Well, Utah has been amazing, but there’s more –
after leaving Price, we spent the rest of our Utah journey passing miles of orange barrels marking out alternate lanes in what appeared to be a massive resurfacing project. At least the sightseeing was great. Notice, I didn’t say “spectacular,” because, according to the maps, we left the “scenic” part of Highway 6 behind at Price and the going ahead would just be ordinary. Well, here is ordinary by Utah standards –
If you look hard you’ll see the sign and arrow painted on the rocks, just above, and pointing toward, the oncoming vehicle that can be seen far in the distance. It is advertising a house made in the rocks – 12 rooms worth and a gift shop and a tour and a… tourist can drop a few bucks here, but not us, a picture is all we got – and it was free. As you can see, there’s another, like us, doing the same on the shoulder ahead.
We negotiated the section of I-70 into Green River quickly and got no photos, even though this stretch IS labeled as a scenic route, because stopping on an Interstate is so problematic, unless you have car trouble.
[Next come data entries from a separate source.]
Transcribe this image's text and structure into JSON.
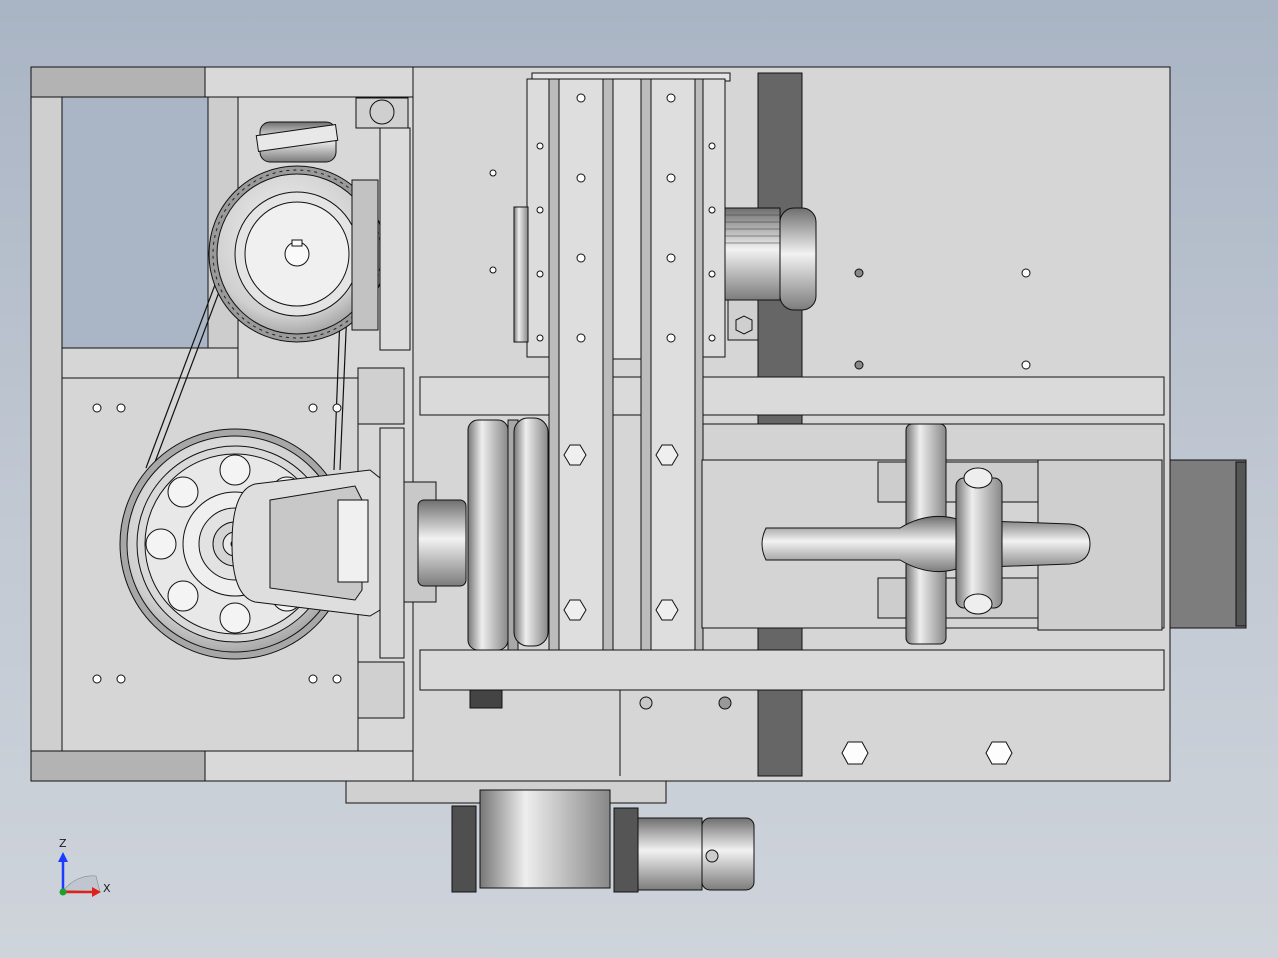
{
  "triad": {
    "z_label": "Z",
    "x_label": "X",
    "z_axis_color": "#1a3cff",
    "x_axis_color": "#e0201b",
    "origin_color": "#1fa02a"
  },
  "viewport": {
    "background_top": "#a9b4c4",
    "background_bottom": "#cfd4db",
    "part_fill": "#d5d5d5",
    "outline": "#111111"
  }
}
At Brendel, UT, we left the Interstate again and started another “non” scenic section near Arches National Park and Moab, UT, where I had taken a bunch of Girl Scouts rafting on the Green River in 1980. Along this route, we caught this shot:
Then, we slid into Colorado for a short dash through Cortez and the Ute reservation where they get to see these sights every day –
And this one looks like Holland American gone aground –
That formation, Shiprock, appears on the horizon long before you get to the New Mexico border. It dominates the area. It, and the place names on the map, as well as the signs around us – Farmington, Window Rock, Gallup, Yah-Ta-Hey, all speak to me of my beloved Tony Hillerman mysteries. It’s wonderful to see the area in person, though his descriptions are so good that it looks very familiar.
As you can see, the sun was going down. We did the last part of the day’s journey seeing only signs and lights. Our on-ramp to the section of I-25 we needed to take into Albuquerque was closed, but we had no trouble finding our bed for the night. It was sending a strong beacon by this time.